You would still have to a load from T2, but I cannot see any of doing it without some kind of load from T2.
Best Regards, Bill
Mike,
It would be natural to join T1 and T2 into one table. I don't see why it is a problem:
T1:
...;
JOIN (T1) LOAD
Name, // assuming there is field Name in T1
Value_Old
RESIDENT T2;
DROP TABLE T2;
Regards,
Michael
Thanks for the replies. Poor example on my part I think as both could be suitable for the case I gave, but are not most suitable for some other cases.
To be more specific (loosely based on a recent example):
I have a fact table for sales, and two dimension tables for customer and merchant respectively. A merchant can transition from state A to state B (only once), and I want to run some analyses based on what state the merchant was in when the customer registered.
So although the sales date doesn't come into this at all, the resulting calculation is best placed in the fact table as I'd otherwise have to have one very long dimension table for every combination of customer and merchant, which could end up being larger than even the fact table.
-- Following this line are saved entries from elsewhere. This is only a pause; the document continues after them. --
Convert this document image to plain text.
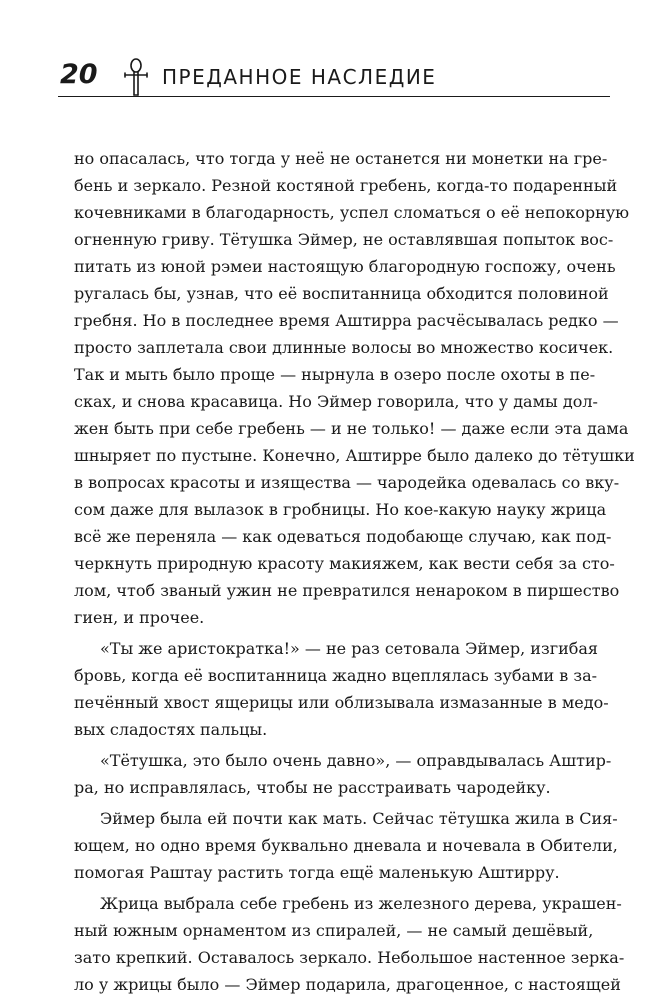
20	ПРЕДАННОЕ НАСЛЕДИЕ
но опасалась, что тогда у неё не останется ни монетки на гре-
бень и зеркало. Резной костяной гребень, когда-то подаренный
кочевниками в благодарность, успел сломаться о её непокорную
огненную гриву. Тётушка Эймер, не оставлявшая попыток вос-
питать из юной рэмеи настоящую благородную госпожу, очень
ругалась бы, узнав, что её воспитанница обходится половиной
гребня. Но в последнее время Аштирра расчёсывалась редко —
просто заплетала свои длинные волосы во множество косичек.
Так и мыть было проще — нырнула в озеро после охоты в пе-
сках, и снова красавица. Но Эймер говорила, что у дамы дол-
жен быть при себе гребень — и не только! — даже если эта дама
шныряет по пустыне. Конечно, Аштирре было далеко до тётушки
в вопросах красоты и изящества — чародейка одевалась со вку-
сом даже для вылазок в гробницы. Но кое-какую науку жрица
всё же переняла — как одеваться подобающе случаю, как под-
черкнуть природную красоту макияжем, как вести себя за сто-
лом, чтоб званый ужин не превратился ненароком в пиршество
гиен, и прочее.
«Ты же аристократка!» — не раз сетовала Эймер, изгибая
бровь, когда её воспитанница жадно вцеплялась зубами в за-
печённый хвост ящерицы или облизывала измазанные в медо-
вых сладостях пальцы.
«Тётушка, это было очень давно», — оправдывалась Аштир-
ра, но исправлялась, чтобы не расстраивать чародейку.
Эймер была ей почти как мать. Сейчас тётушка жила в Сия-
ющем, но одно время буквально дневала и ночевала в Обители,
помогая Раштау растить тогда ещё маленькую Аштирру.
Жрица выбрала себе гребень из железного дерева, украшен-
ный южным орнаментом из спиралей, — не самый дешёвый,
зато крепкий. Оставалось зеркало. Небольшое настенное зерка-
ло у жрицы было — Эймер подарила, драгоценное, с настоящей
I also don't want to use a calculated dimension either as it limits what I can do.
fact_sales:
Customer_ID | Merchant_ID | Sales_Value
001 | 01 | $123
001 | 02 | $456
002 | 02 | $789
...
dim_customer:
Customer_ID | Registration_Date
001 | 01/04/2013
002 | 01/08/2013
...
dim_merchant:
Merchant_ID | Transition_Date
01 | 01/02/2013
02 | 01/05/2013
...
I then want to use the logic below to produce a field in the fact_sales table called Merchant_Status_At_Customer_Reg
if(dim_customer.Registration_Date < dim_merchant.Transition_Date,
'State A',
'State B'
)
So the fact_sales table would become:
fact_sales:
Customer_ID | Merchant_ID | Sales_Value | Merchant_Status_At_Customer_Reg
001 | 01 | $123 | State B (had transitioned)
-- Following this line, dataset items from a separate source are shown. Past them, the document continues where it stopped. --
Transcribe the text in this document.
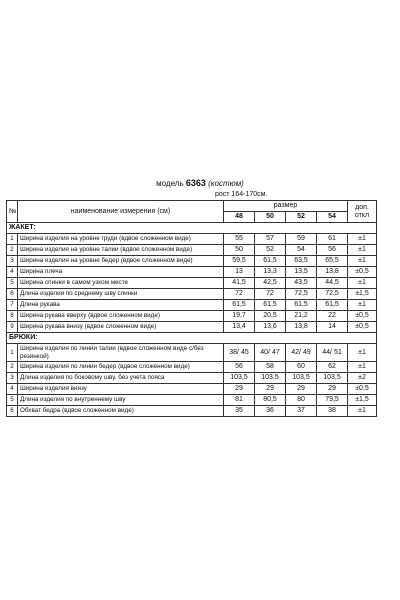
модель 6363 (костюм)
рост 164-170см.
№	наименование измерения (см)	размер				доп. откл
		48	50	52	54	
ЖАКЕТ:						
1	Ширина изделия на уровне груди (вдвое сложенном виде)	55	57	59	61	±1
2	Ширина изделия на уровне талии (вдвое сложенном виде)	50	52	54	56	±1
3	Ширина изделия на уровне бедер (вдвое сложенном виде)	59,5	61,5	63,5	65,5	±1
4	Ширина плеча	13	13,3	13,5	13,8	±0,5
5	Ширина спинки в самом узком месте	41,5	42,5	43,5	44,5	±1
6	Длина изделия по среднему шву спинки	72	72	72,5	72,5	±1,5
7	Длина рукава	61,5	61,5	61,5	61,5	±1
8	Ширина рукава вверху (вдвое сложенном виде)	19,7	20,5	21,2	22	±0,5
9	Ширина рукава внизу (вдвое сложенном виде)	13,4	13,6	13,8	14	±0,5
БРЮКИ:						
1	Ширина изделия по линии талии (вдвое сложенном виде с/без резинкой)	38/ 45	40/ 47	42/ 49	44/ 51	±1
2	Ширина изделия по линии бедер (вдвое сложенном виде)	56	58	60	62	±1
3	Длина изделия по боковому шву, без учета пояса	103,5	103,5	103,5	103,5	±2
4	Ширина изделия внизу	29	29	29	29	±0,5
5	Длина изделия по внутреннему шву	81	80,5	80	79,5	±1,5
6	Обхват бедра (вдвое сложенном виде)	35	36	37	38	±1
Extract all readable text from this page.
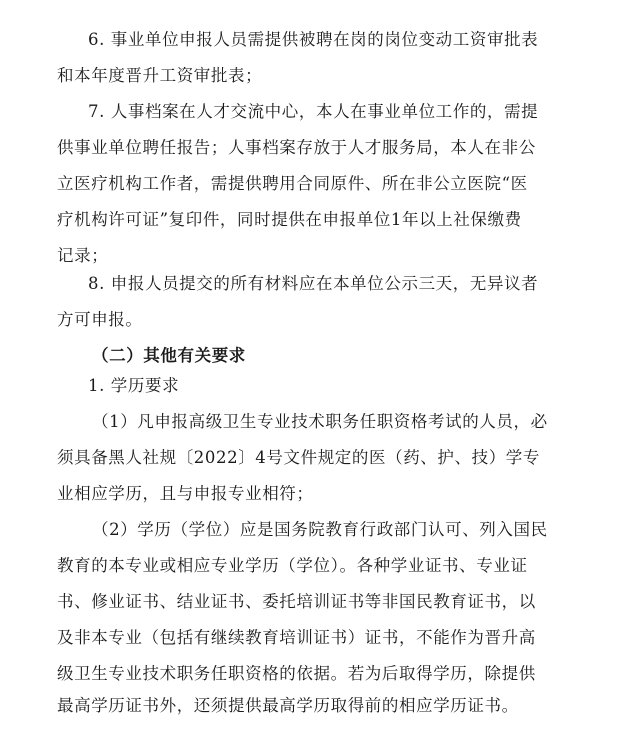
6. 事业单位申报人员需提供被聘在岗的岗位变动工资审批表
和本年度晋升工资审批表；
7. 人事档案在人才交流中心，本人在事业单位工作的，需提
供事业单位聘任报告；人事档案存放于人才服务局，本人在非公
立医疗机构工作者，需提供聘用合同原件、所在非公立医院“医
疗机构许可证”复印件，同时提供在申报单位1年以上社保缴费
记录；
8. 申报人员提交的所有材料应在本单位公示三天，无异议者
方可申报。
（二）其他有关要求
1. 学历要求
（1）凡申报高级卫生专业技术职务任职资格考试的人员，必
须具备黑人社规〔2022〕4号文件规定的医（药、护、技）学专
业相应学历，且与申报专业相符；
（2）学历（学位）应是国务院教育行政部门认可、列入国民
教育的本专业或相应专业学历（学位）。各种学业证书、专业证
书、修业证书、结业证书、委托培训证书等非国民教育证书，以
及非本专业（包括有继续教育培训证书）证书，不能作为晋升高
级卫生专业技术职务任职资格的依据。若为后取得学历，除提供
最高学历证书外，还须提供最高学历取得前的相应学历证书。
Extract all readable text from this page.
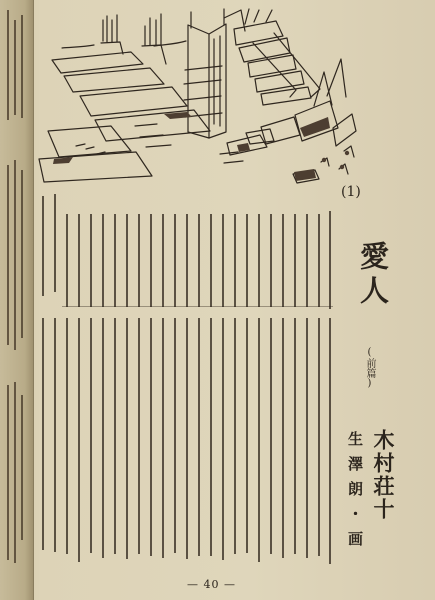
(1)
愛人
(前篇)
木村荘十
生澤朗・画
— 40 —
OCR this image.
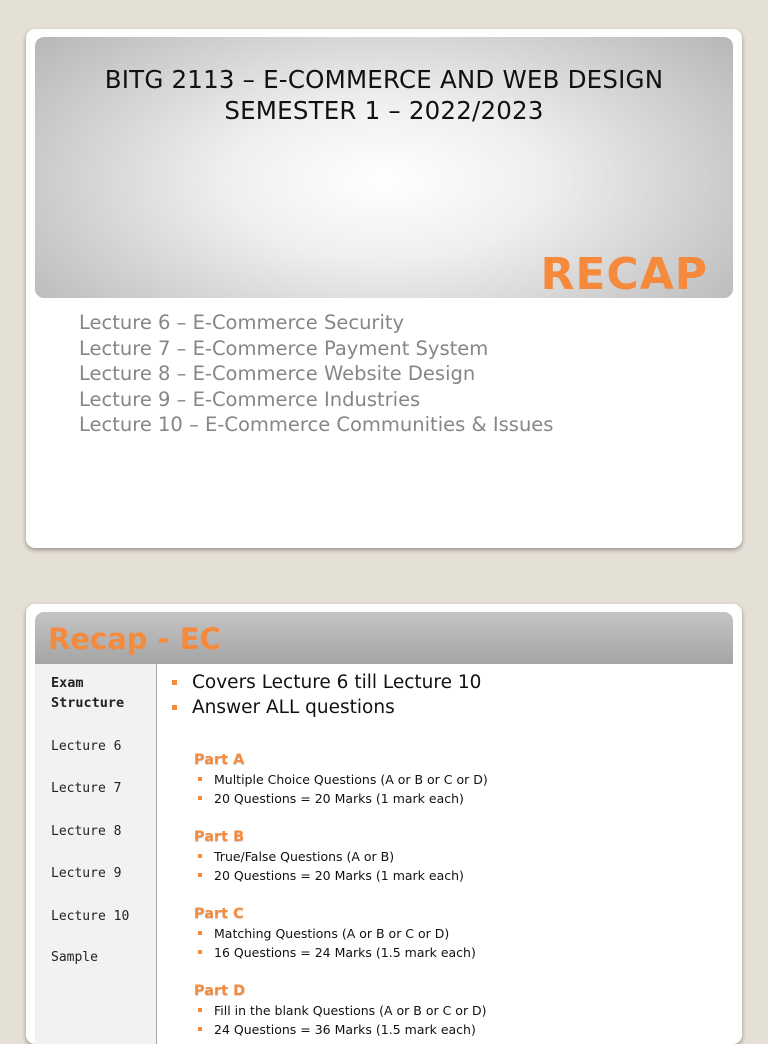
BITG 2113 – E-COMMERCE AND WEB DESIGN
SEMESTER 1 – 2022/2023
RECAP
Lecture 6 – E-Commerce Security
Lecture 7 – E-Commerce Payment System
Lecture 8 – E-Commerce Website Design
Lecture 9 – E-Commerce Industries
Lecture 10 – E-Commerce Communities & Issues
Recap - EC
Exam
Structure
Lecture 6
Lecture 7
Lecture 8
Lecture 9
Lecture 10
Sample
Covers Lecture 6 till Lecture 10
Answer ALL questions
Part A
Multiple Choice Questions (A or B or C or D)
20 Questions = 20 Marks (1 mark each)
Part B
True/False Questions (A or B)
20 Questions = 20 Marks (1 mark each)
Part C
Matching Questions (A or B or C or D)
16 Questions = 24 Marks (1.5 mark each)
Part D
Fill in the blank Questions (A or B or C or D)
24 Questions = 36 Marks (1.5 mark each)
001 | 02 | $456 | State A (had not transitioned)
002 | 02 | $789 | State B (had transitioned)
...
Load script like the following should do the trick (see the attached for it in action):
fact_sales:
LOAD * INLINE [
Customer_ID,Merchant_ID,Sales_Value
001,01,$123
001,02,$456
002,02,$789
];
dim_customer:
LOAD * INLINE [
Customer_ID,Registration_Date
001,01/04/2013
002,01/08/2013
];
dim_merchant:
LOAD * INLINE [
Merchant_ID,Transition_Date
01,01/02/2013
02,01/05/2013
];
LEFT JOIN (fact_sales)
LOAD Merchant_ID,
Customer_ID,
if(Lookup('Registration_Date','Customer_ID',Customer_ID,'dim_customer') <
Lookup('Transition_Date','Merchant_ID',Merchant_ID,'dim_merchant'), 'State A', 'State B') as Merchant_Status_At_Customer_Reg
RESIDENT fact_sales;
So, you want to bring both dates into the fact table, calculate the new field, and drop the dates from the fact? Looks rather reasonable. You can mark your own answer as "Correct"
If you need a little help with syntax:
LEFT JOIN (fact_sales) LOAD DISTINCT
Customer_ID,
Registration_Date
RESIDENT dim_customer;
LEFT JOIN (fact_sales) LOAD DISTINCT
Mercant_ID,
Transition_Date
RESIDENT dim_merchant;
LEFT JOIN (fact_sales) LOAD DISTINCT
Customer_ID,
Mercant_ID,
if(Registration_Date < Transition_Date, 'State A', 'State B') as State
RESIDENT fact_sales;
DROP FIELDS Registration_Date, Transition_Date FROM fact_sales;
Regards,
Michael
Yes was after the best syntax, those should both do it thanks.
It's a bit more cumbersome than SQL which would basically add one column, then update the new column with a join - without the need to bring in multiple columns and then drop. It's not much more though.